Rowie Stolk op NPO Radio 1 over Paspoortsignaleringen
Wie te vaak zijn paspoort of identiteitsbewijs verliest, kan in het Register Paspoortsignaleringen worden gezet. Als gevolg daarvan kan een paspoortaanvraag worden geweigerd of moet het paspoort worden ingeleverd. Rowie Stolk, promovenda bij de afdeling Staats- en Bestuursrecht, sprak in het programma Pointer op NPO Radio 1 over de rechtsbescherming bij paspoortsignaleringen.
Om fraude met paspoorten te voorkomen kunnen instanties (zoals gemeenten of de minister) bij gegronde vermoedens van misbruik iemand in het Register Paspoortsignaleringen opnemen. Dit gebeurt bijvoorbeeld als iemand drie keer of meer zijn of haar ID of paspoort verliest in vijf jaar of als deze beschadigd is onder verdachte omstandigheden. Wie op deze lijst wordt gezet, kan maximaal twee jaar zonder paspoort door het leven moeten. Daarna moet worden herbeoordeeld.

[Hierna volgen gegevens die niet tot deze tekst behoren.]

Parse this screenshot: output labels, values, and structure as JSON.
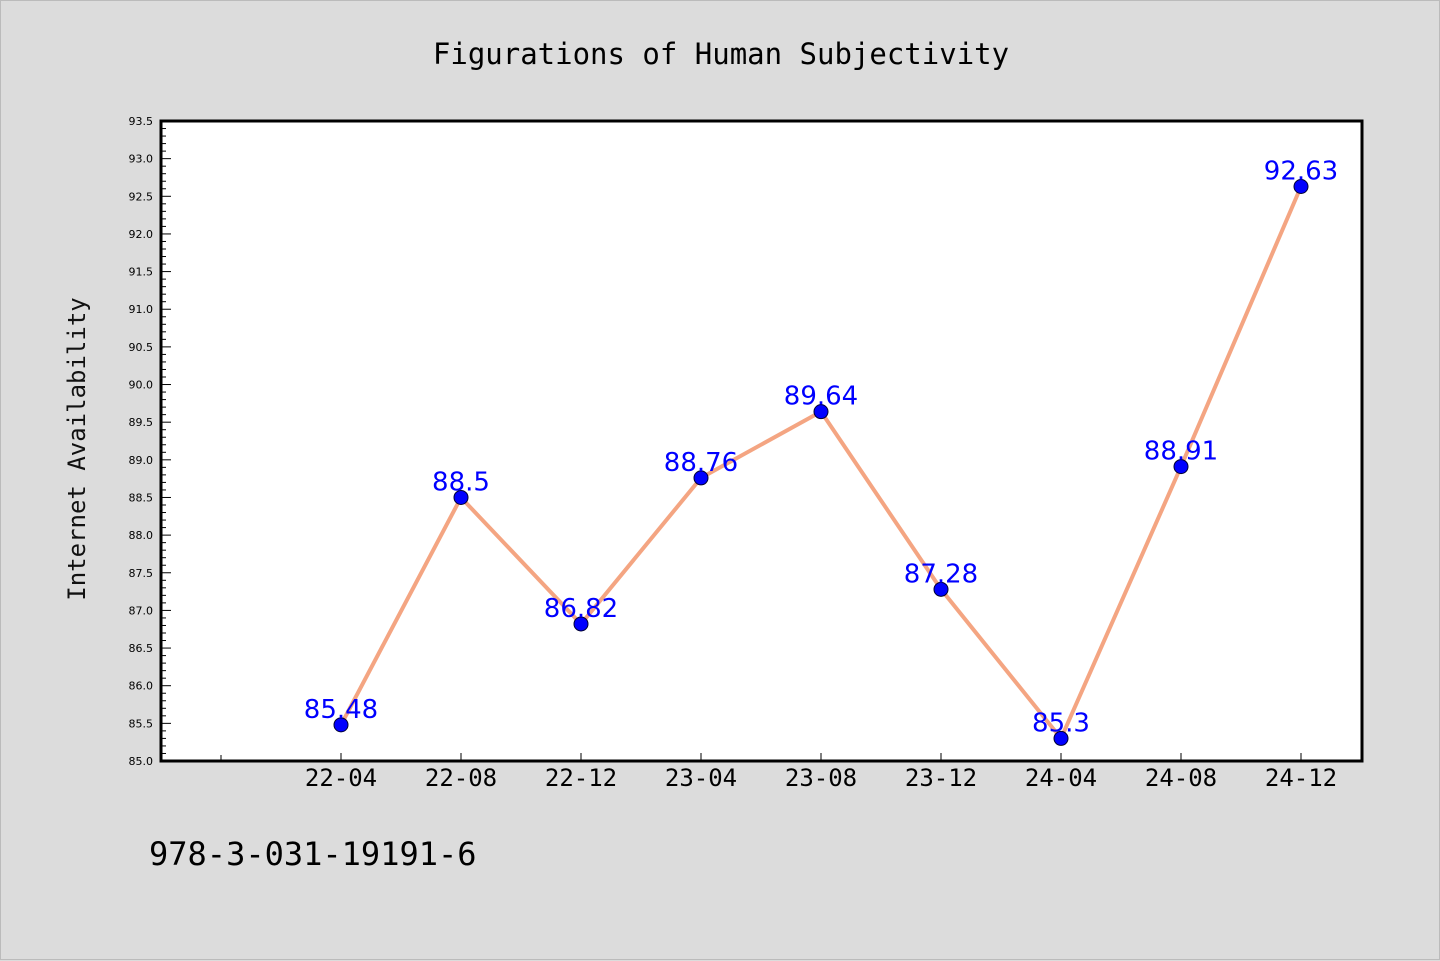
{
  "chart_data": {
    "type": "line",
    "title": "Figurations of Human Subjectivity",
    "xlabel": "",
    "ylabel": "Internet Availability",
    "categories": [
      "22-04",
      "22-08",
      "22-12",
      "23-04",
      "23-08",
      "23-12",
      "24-04",
      "24-08",
      "24-12"
    ],
    "values": [
      85.48,
      88.5,
      86.82,
      88.76,
      89.64,
      87.28,
      85.3,
      88.91,
      92.63
    ],
    "data_labels": [
      "85.48",
      "88.5",
      "86.82",
      "88.76",
      "89.64",
      "87.28",
      "85.3",
      "88.91",
      "92.63"
    ],
    "ylim": [
      85.0,
      93.5
    ],
    "yticks": [
      "85.0",
      "85.5",
      "86.0",
      "86.5",
      "87.0",
      "87.5",
      "88.0",
      "88.5",
      "89.0",
      "89.5",
      "90.0",
      "90.5",
      "91.0",
      "91.5",
      "92.0",
      "92.5",
      "93.0",
      "93.5"
    ],
    "grid": false,
    "legend": "none",
    "line_color": "#f4a582",
    "marker_color": "#0000ff",
    "label_color": "#0000ff"
  },
  "footer_text": "978-3-031-19191-6"
}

In de praktijk wordt veel kritiek geuit op de rechtsbescherming tegen paspoortsignaleringen. Het grootste obstakel is dat de paspoortsignalering niet kan worden aangemerkt als besluit in de zin van de Algemene wet bestuursrecht, omdat deze op zichzelf geen rechtsgevolg heeft. Als bijvoorbeeld de minister iemand in het register opneemt, dan verandert er op zichzelf nog niks aan iemands rechtspositie. Het is de paspoortverlenende instantie (bijvoorbeeld de burgemeester) die vervolgens bepaalt of het paspoort wel of niet wordt ingetrokken, geweigerd of niet verlengd. Dat betekent dat geen bezwaar en beroep openstaat tegen de signalerende instantie (vaak de minister) over de beslissing om iemand op te nemen in het register, maar dat alleen bezwaar en beroep openstaat tegen de beslissing van de verlenende instantie (vaak de burgemeester) die de paspoortaanvraag weigert. Het nadeel van deze ‘indirecte’ route is dat de wederpartij vaak niet de signalerende instantie is die deze persoon op de lijst heeft gezet, maar de burgemeester die uiteindelijk het paspoort niet verleent of niet verlengt. Dit alles leidt tot grote terughoudendheid in de bestuursrechtelijke procedure: de paspoortverlenende instantie heeft immers maar zeer beperkt de ruimte om te beoordelen of iemand terecht op de lijst staat (en vertrouwt daarbij grotendeels op het oordeel van de signalerende instantie die niet in de procedure is vertegenwoordigt) en de bestuursrechter toetst dit terughoudend.
Dit is in lijn met de wetgevingsgeschiedenis, waarin de wetgever het onwenselijk heeft geacht dat de redenen waarom iemand door een signalerende instantie in het register is gezet op hun inhoud zouden worden getoetst door de instantie die oordeelt over het verlenen van het paspoort. Hoewel dat te begrijpen valt (het is immers juist de signalerende instantie en niet de paspoortverlenende instantie die over de expertise beschikt om te bepalen of iemand thuishoort in het register), maakt dit het in de praktijk erg lastig tot nagenoeg onmogelijk om een paspoortsignalering effectief (over de band van een paspoortweigering) aan te kunnen vechten. Vanwege de verstrekkende gevolgen van een paspoortsignalering wordt hier vanuit belangenorganisaties, praktijk en wetenschap kritisch naar gekeken. Het alternatief, de civiele rechtsgang, is duur, tijdrovend, weinig kansrijk en daarmee geen reëel alternatief.
Een oplossing zou kunnen zijn om een paspoortsignalering om redenen van rechtsbescherming toch als besluit aan te merken. De bestuursrechter is tot op heden echter niet bereid om hierin mee te gaan, waardoor de kans klein lijkt dat dit gaat gebeuren.